# Finally scored an Orient



## 66TigerCat (Nov 14, 2013)

I've been searching awhile for an Orient and one finally came along. 1897 or 98. It has a 26" front wheel and a 28" rear so I believe it's the Mile A Minit model but will have to verify. It's a racer in any case. A friend has the catalogs so I'll have to cross reference. I'm amazed at the completeness. I have the original seat post but the saddle is gone(that's a Brooks B19 Special Narrow as a place holder). I have the original block chain also. It has a few nicks/dings/chips but not bad for a 115 year old rig. A real survivor. The wood rims are a little rough. The coolest thing(to me anyway)is that this was built about two miles from where I live. Winter project time.


----------



## Wcben (Nov 14, 2013)

Very cool!... I used to live in Waltham too!


----------



## squeedals (Nov 14, 2013)

Very nice! I'm on that quest too. Can I ask what you paid?


----------



## bricycle (Nov 14, 2013)

Trade you those grips for a block chain??


----------



## bricycle (Nov 14, 2013)

sqrly will wet his pantaloons over that chainwheel, and larmo those pedals.... jest say'n...


----------



## dfa242 (Nov 14, 2013)

Good for you!  
I like 'em too - worked a couple miles from the Waltham factory the last 12 years of my career.


----------



## decotriumph (Nov 14, 2013)

*Orient*

That is great bike. Congratulations on a nice find.


----------



## Gary Mc (Nov 14, 2013)

Congratulations on a GREAT find!!!!!!  I would love to find an Orient, maybe one day.  Yours is in really nice condition.


----------



## filmonger (Nov 14, 2013)

*RE: Wooooow*

Very nice score.... Looks to have been well cared for!


----------



## bricycle (Nov 14, 2013)

Tiger, I have a Gilette ambassador tire like your rear if you want to trade your front...


----------



## 66TigerCat (Nov 14, 2013)

squeedals said:


> Very nice! I'm on that quest too. Can I ask what you paid?




I paid $800. A screamin' deal for such a scarce machine.
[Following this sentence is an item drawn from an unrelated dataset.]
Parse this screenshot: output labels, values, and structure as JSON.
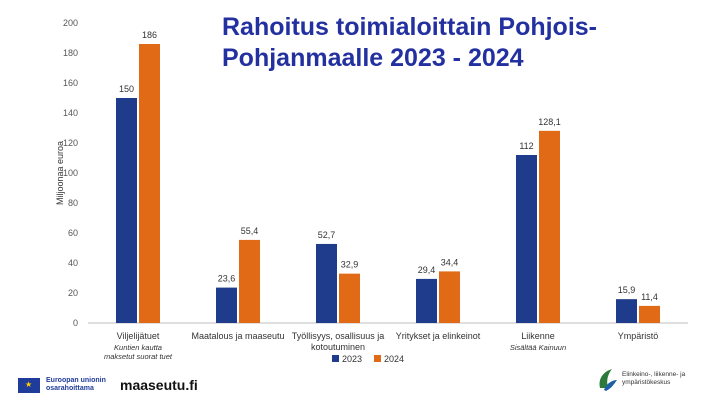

All the one's I've seen in the last 10 or so years(excluding what I've seen in museums and many of those are restored)were rusty or missing alot of parts.


----------



## bricycle (Nov 14, 2013)

nice price for sure.


----------



## 66TigerCat (Nov 14, 2013)

bricycle said:


> Trade you those grips for a block chain??




Thanks Bri., but I have the original block chain and a second skip tooth that came with it.


----------



## 66TigerCat (Nov 14, 2013)

bricycle said:


> Tiger, I have a Gilette ambassador tire like your rear if you want to trade your front...




Bri., PM sent.


----------



## Dan the bike man (Nov 14, 2013)

Wow, I'd love to find a mens 1800's bike that nice for $800.


----------



## chitown (Nov 14, 2013)

Incredible bike and a fantastic deal too! Congrats.


----------



## thehugheseum (Nov 14, 2013)

wow,that is really really nice


----------



## catfish (Nov 15, 2013)

Very nice find! I know I had a few of those oval centers for the head badge, but I can't find them.


----------



## corbettclassics (Nov 15, 2013)

I think $800 is a steal for that bike!!!!  I'm guessing the guy you bought it from does
not do internet or would have known the real price of that beauty.  There's a lot of
older guys out there selling stuff that just don't do the internet to keep up with prices.

I would really like to see the original catalogue listing of the bike since it has the
smaller front wheel.

Off the top of my head, wasn't the "Mile a Minute" a Tribune?  Maybe I'm mistaken ...


----------



## 66TigerCat (Nov 15, 2013)

Thanks for the compliments. I actually bought it from a guy who does quite a bit of buying/selling on the web. The bike changed hands locally a couple of times and when I found out an acquaintance had it I expressed interest. He didn't seem like he wanted to part with it at the time but I got an email from him last week offering it so I grabbed it. I believe he just wanted to make his money back (he paid $800. for it). He definitely knows his bikes but isn't that interested in early American bikes. He also wanted it to go to a good home and it was a plus that it will stay local. You just never know when bikes like this will come along but I'm glad I had the good sense to take it when offered.

I was talking to a close friend/Orient expert and he has most of the Orient catalogs. I need to take a few measurements and cross reference the parts on it to narrow down the model. At this point I don't think it's a Mile A Minit but rather a Model 130 or a Leader. Those were the three models they offered with a 26" front/28" rear. I'm planning to clean it up and get it complete but leaving it as found. I love the patina.

I do need a period correct saddle, either original or a repro. I'll post pics again when it's done.


----------



## bricycle (Nov 16, 2013)

grip pics     .


----------



## dfa242 (Nov 17, 2013)

bricycle said:


> grip pics     .




Those are nice original grips Bri - are you selling these as well as the new ones?  I'd be interested in these if they're not already spoken for.


----------



## bricycle (Nov 17, 2013)

dfa242 said:


> Those are nice original grips Bri - are you selling these as well as the new ones?  I'd be interested in these if they're not already spoken for.




trying to work out a trade with tiger. sorry nfs. trades maybe...


----------



## dfa242 (Nov 17, 2013)

Oh okay - sorry, didn't mean to butt in...:o


----------



## catfish (Nov 19, 2013)

Looks like you need this to finish your bike.


----------



## Larmo63 (Nov 19, 2013)

Grest bicycle......! We were in Waltham this last July.....

Cool place....


----------